Question

A toy rocket is launched vertically from ground level (y = 0 m), at time t=0 s. The rocket engine provides constant upward acceleration during the burning phase. At the instant of engine burnout, the rocket has risen to 68 m and acquired a velocity of 30 m/s. The rocket continues to rise in unpowered flight, reaches maximum height, and falls back to the ground.

Answer 1

1.The time interval, during which the rocket engine provides upward acceleration, is closest to
5.0 s
3.0 s
4.0 s
4.5 s
3.5 s
2.The upward acceleration, in m/s2, of the rocket during the burn phase is closest to
6.0
5.8
6.4
6.2
6.6
3.The maximum height, in meters, reached by the rocket is closest to
125
105
115
120
110
4.The time interval, during which the rocket is in unpowered flight, is closest to
7.0 s
7.5 s
8.0 s
6.5 s
6.0 s
5.The speed of the rocket, in m/s, upon impact on the ground is closest to
37
52
47
57
42

Answer 2

So, you have \(y_0\), \(v_0\), \(t_0\), and the \(y\) and \(v\) at which the rocket stops accelerating. Do you have an equation in mind?

Answer 3

wait its not vf^2=vi^2+2(a)(d) is it?

Answer 4

It definitely is!!

Answer 5

Wait, not that one.. There's no time, t!
One sec.

Answer 6

\[x−x_0 =\frac{v_0 +v_2}{ 2}\ t\] from @Festinger

Answer 7

whats x= again?

Answer 8

Make that a \(y\), since we're dealing with the vertical :)

Answer 9

\(y\) is the height at the end of the interval.

Answer 10

so 68-0= (0+30/2)(t)
which ---> 4.53=t

Answer 11

is that right?

Answer 12

ok can you help me with the next part of the question

Answer 13

... and how do i differentiate between m/s and m/s2

Answer 14

That's what I got! So now you have \(\Delta t\), the time elapsed while the rocket was accelerating upwards. There's a handy equation that is pretty much the definition of acceleration put into math. Do you know it?

Answer 15

It was actually equation (2) from Festinger.
\[a=\frac{\Delta v}{\Delta t}\]

Answer 16

haha i actually knew that one!

Answer 17

so 30-0/4.5-0
which ---> a=6.6
is that right?

Answer 18

ok next part

Answer 19

Again, got the same thing! Sorry, I'm multitasking.
For this one did you have an equation in mind?

Answer 20

x=x0+v0t+1/2at^2

x−x0=v0+v2t

Answer 21

one of those right?

Answer 22

And m/s is velocity, while \(m/s^2\) is acceleration.
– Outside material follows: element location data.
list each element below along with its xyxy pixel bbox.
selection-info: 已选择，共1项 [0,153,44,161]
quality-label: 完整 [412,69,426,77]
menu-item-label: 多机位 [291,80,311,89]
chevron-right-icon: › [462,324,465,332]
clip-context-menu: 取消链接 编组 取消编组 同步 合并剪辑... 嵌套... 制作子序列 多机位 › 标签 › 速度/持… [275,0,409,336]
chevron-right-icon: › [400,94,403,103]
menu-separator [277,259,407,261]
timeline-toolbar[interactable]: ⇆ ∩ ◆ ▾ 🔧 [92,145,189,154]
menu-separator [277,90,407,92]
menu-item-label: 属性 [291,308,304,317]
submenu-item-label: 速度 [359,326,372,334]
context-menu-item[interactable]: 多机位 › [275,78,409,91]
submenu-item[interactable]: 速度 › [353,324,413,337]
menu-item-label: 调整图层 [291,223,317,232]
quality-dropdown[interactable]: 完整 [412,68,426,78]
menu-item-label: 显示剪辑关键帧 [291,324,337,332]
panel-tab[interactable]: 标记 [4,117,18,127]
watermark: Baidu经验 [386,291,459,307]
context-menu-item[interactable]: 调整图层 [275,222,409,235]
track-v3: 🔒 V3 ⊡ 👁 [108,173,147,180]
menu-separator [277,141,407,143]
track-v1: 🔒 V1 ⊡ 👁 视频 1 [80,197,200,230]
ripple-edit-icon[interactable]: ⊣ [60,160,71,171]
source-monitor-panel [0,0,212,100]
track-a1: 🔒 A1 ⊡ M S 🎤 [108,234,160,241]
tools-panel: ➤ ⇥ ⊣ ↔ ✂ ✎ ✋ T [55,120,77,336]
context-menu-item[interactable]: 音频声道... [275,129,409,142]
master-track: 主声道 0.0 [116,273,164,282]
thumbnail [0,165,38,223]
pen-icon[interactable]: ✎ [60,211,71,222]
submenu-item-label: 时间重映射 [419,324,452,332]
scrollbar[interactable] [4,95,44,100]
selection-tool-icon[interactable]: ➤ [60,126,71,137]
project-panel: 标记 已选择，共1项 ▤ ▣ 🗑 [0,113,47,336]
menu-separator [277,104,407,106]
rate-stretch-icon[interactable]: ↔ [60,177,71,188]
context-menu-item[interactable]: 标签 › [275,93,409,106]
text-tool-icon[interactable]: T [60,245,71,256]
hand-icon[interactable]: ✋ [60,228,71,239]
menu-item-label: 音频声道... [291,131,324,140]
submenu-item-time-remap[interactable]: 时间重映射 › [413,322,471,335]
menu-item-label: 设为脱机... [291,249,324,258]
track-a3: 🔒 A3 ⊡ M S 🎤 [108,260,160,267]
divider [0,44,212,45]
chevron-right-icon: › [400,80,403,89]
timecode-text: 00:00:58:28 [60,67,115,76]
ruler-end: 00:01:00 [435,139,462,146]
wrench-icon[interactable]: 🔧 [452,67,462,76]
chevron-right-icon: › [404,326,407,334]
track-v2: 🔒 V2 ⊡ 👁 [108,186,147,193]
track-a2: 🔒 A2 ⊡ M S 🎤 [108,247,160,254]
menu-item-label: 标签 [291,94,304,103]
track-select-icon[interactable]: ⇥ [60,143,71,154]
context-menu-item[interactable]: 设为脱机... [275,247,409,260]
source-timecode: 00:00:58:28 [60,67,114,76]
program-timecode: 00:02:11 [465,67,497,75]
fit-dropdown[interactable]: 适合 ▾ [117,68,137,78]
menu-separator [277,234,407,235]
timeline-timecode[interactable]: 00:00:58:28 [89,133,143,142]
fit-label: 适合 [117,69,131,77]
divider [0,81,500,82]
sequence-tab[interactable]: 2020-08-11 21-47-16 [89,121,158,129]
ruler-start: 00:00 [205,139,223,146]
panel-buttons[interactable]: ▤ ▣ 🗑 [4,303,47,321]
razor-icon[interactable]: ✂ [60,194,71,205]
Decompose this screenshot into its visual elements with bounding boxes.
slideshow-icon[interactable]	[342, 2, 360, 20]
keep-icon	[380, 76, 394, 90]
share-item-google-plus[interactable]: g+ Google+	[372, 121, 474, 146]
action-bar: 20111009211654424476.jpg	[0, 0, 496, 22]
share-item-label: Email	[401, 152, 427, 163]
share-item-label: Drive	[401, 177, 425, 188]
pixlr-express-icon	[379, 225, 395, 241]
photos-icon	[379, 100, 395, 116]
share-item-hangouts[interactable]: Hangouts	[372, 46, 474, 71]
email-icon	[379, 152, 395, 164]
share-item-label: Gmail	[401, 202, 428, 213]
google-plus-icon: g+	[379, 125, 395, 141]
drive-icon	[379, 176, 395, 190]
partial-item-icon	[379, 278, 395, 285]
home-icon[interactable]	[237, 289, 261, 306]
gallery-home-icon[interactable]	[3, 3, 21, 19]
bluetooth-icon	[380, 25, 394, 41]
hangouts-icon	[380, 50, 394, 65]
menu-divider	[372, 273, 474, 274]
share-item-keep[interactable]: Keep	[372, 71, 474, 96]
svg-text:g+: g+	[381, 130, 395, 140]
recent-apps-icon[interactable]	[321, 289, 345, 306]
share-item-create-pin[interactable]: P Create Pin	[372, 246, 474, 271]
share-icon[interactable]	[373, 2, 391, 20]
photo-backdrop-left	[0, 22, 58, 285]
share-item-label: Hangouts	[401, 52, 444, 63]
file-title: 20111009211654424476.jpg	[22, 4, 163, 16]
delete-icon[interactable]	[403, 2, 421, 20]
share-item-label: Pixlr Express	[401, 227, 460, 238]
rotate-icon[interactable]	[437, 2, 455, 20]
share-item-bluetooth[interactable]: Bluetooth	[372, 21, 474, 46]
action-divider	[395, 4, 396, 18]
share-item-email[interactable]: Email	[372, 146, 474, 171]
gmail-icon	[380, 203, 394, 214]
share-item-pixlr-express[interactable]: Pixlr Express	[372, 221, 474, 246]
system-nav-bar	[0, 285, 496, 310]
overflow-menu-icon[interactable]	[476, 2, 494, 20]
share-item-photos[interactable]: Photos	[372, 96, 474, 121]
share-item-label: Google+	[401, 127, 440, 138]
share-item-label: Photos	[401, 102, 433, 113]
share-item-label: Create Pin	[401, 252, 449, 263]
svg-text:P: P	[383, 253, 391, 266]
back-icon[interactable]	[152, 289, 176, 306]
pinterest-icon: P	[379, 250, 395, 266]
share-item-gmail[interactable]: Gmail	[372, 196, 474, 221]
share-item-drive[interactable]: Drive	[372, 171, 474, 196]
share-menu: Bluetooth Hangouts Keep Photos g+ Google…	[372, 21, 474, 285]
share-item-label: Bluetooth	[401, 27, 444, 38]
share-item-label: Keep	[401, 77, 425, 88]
You have to make sure you're thinking of the right variables for this new interval, which is after the rocket boosted up. Now you don't necessarily know the time interval until it reaches the top. But you do know it stops at the top before heading down, so the final velocity is 0.

To start, you know you're up 68m, and you have a velocity of \(30\ m/s\) to start with and \(0\ m/s\) at the end. You use \(-9.8\ m/s^2\) for gravitational acceleration, right?

Answer 23

Or \(-10\ m/s^2\)?

Answer 24

right

Answer 25

For this second interval, you can use \(v^2 = v_0^2+2ad\) to find the distance while the rocket was not boosting. Then you can add it to the 68m you were up already.

Answer 26

i got 45.91+68 to get 114
so about 115 correct?

Answer 27

Yeah! I got 45 when using \(10\ m/s^2\), and same as you with \(9.8\ m/s^2\), so yeah!

Answer 28

perfect! how bout the next question

Answer 29

Well, the first part of unpowered flight is what we just worked with. The initial \(v\) was \(30\ m/s\), the final \(v\) was \(0\). The acceleration was \(-10\ m/s\), so you can use the definition of acceleration again!

Answer 30

but that didnt work... i got 3, wouldnt i need at east one time (initial or final)

Answer 31

what did you get?

Answer 32

Yeah, that interval is about 3s. But then there's the entire fall to go yet! You know how high you are (\(d\)), and the acceleration from gravity (\(-10\ m/s^2\)), and the velocity you start with at the top. You need the time!

Answer 33

I sort of want to find #5 first... To get the final velocity. But there's probably an equation to go on with #4!

Answer 34

lets do number 5 first then

Answer 35

I agree.

Answer 36

i honestly have no clue how you do number 4 or 5

Answer 37

Haha, #5, then.

Answer 38

So, let me draw a picture. They usually help. It'll be sloppy, but quick. I'll draw only the fall.

Answer 39

\[v^2 = v_0^2+2ad\]

Answer 40

whats d=

Answer 41

115 or 68?

Answer 42

115 right?

Answer 43

115, yeah!

Answer 44

That was our max height...

Answer 45

would we want to use 9.8 sense it is asking in m/s

Answer 46

\[v = \sqrt{v_0^2+2ad}\]

Answer 47

\(a\) is about \(-10\ m/s^2\), and \(v\) will come out to be in \(m/s\).

Answer 48

ok

Answer 49

i got 47.95 so about 47 right?

Answer 50

I got the same! Back to #4!

Answer 51

We found the freefall going up to be 3s.
Now we have...And the handy definition of acceleration says that the time for the descent is...

Answer 52

\[a=\frac {v-v_0}{\Delta t}\]

Answer 53

i got 4.7 thats not rght

Answer 54

But that was only the freefall descent. There was also the freefall ascent. You see where I'm going?

Answer 55

you add them? idk

Answer 56

Take a guess.

Answer 57

is it 7.5?

Answer 58

That's what I got at first, but it was sort of between answers. So I used the real values. The time up was 30/9.8 and the time down was about 48/9.8, and I added them to get about 8s.

Answer 59

So, I think that's the answer it should want...

Answer 60

yea great thank you so much! i really appreciate it, and im glad you actually taught me how to do it instead of just giving me the answers... haave a good night and maybe you can help me again in the future. Thanks!

Answer 61

It's about 7.75 with \(a=10\ m/s^2\) though....

Answer 62

8 worked perfectly

Answer 63

I'd like to help if possible! And I wish those answers weren't so close together! Did you get them all right?

Answer 64

yup! 100% (it looks like there werent any point deductions for late answers either :) )

Answer 65

im going now but thank you again!

Answer 66

You're very welcome! And you did well! :)

Answer 67

Glad it all worked out.